El Cid Vareador no es uno, son dos, y no es Rodrigo sino Ramón y Gabino, dos españoles retornados que por las vueltas -y las idas- que da la vida iban para Nueva York y han llegado a Nueva Carteya, que tiene su Torre Gemela sin hermana en lo de la fábrica del pan, siete colinas como la madre Roma y un mar de olivos esperando que los cojan uno a uno. Son un cante de ida y vuelta estos Cid, una guajira que emociona cuando entras en el pueblo y lo miras por sus ojos como de niños, que aprecian una belleza que está ahí e ignoramos por rutina, por ceguera o -seguramente- por falta de sensibilidad, y que ellos expresan con ese soniquete delicioso y caribeño. "Ta lindo el pueblito, helmano, nunca había visto tantos frutales en la vía pública", dicen asombrados por los cotidianos naranjos amargos tan nuestros. En seguida el contraste con el desastre que dejan atrás, y vuelta a la emoción a la vista de la frutería: "tiene de to, chico -ida y vuelta-, no como allí que tenemos el mercado lleno… de estanterías -ese humor con que todo lo salvan-. Y vuelta de nuevo a la vista de la tienda de informática: "fíjate en un pueblico chico y venden to los celulares, no hay que ir a la capital"; e ida, Pico, "después de veinte años a una semana de venirme hay pares libres para ponerme teléfono en casa, por lo menos habrá guayfai para ver a la familia".
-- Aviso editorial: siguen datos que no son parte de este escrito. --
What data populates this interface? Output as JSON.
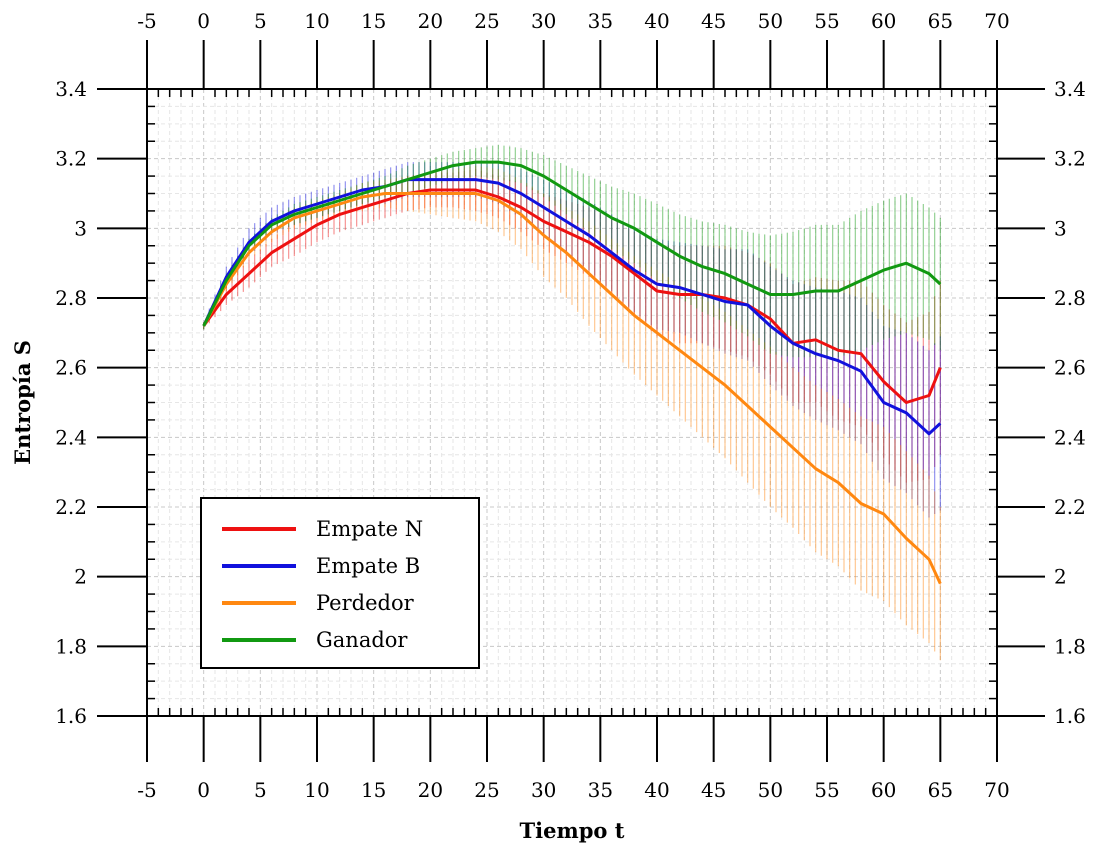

Y ahí está el tema: la familia que deja atrás el Cid Vareador que se viene a luchar con los olivos, ida y vuelta, para buscar mejor futuro para su tribu. Me meto en sus zapatos y se me parte el corazón de pensar que yo tuviera que dejar atrás a mi amada y nuestra prole para abrir vías de mejora, pero, como todos ustedes saben, eso es un Cid, del árabe, sidi, hombre fuerte y valeroso; y estos lo son, valerosos y valiosos y lo van a conseguir. Una de las ventajas de estar en la ruina -y esto lo sé por experiencia- es saber que la mejor manera de iniciar el ascenso después de la caída es el campo.

El campo es higiénico para la mente y el cuerpo, el campo te quita tonterías, te da una perspectiva humilde de las cosas y espolea la ambición, espada y escudo para el triunfo. El Cid tiene sus manos, su fuerza y su inteligencia, la educación del que ha estado al lado de los reyes -y esto no es metáfora-, un campo de batalla y un par de varas con la que sacarles a los olivos los euros necesarios para ir trayendo al resto, tan solo falta un techo en alquiler. Carteya, se busca. Razón aquí.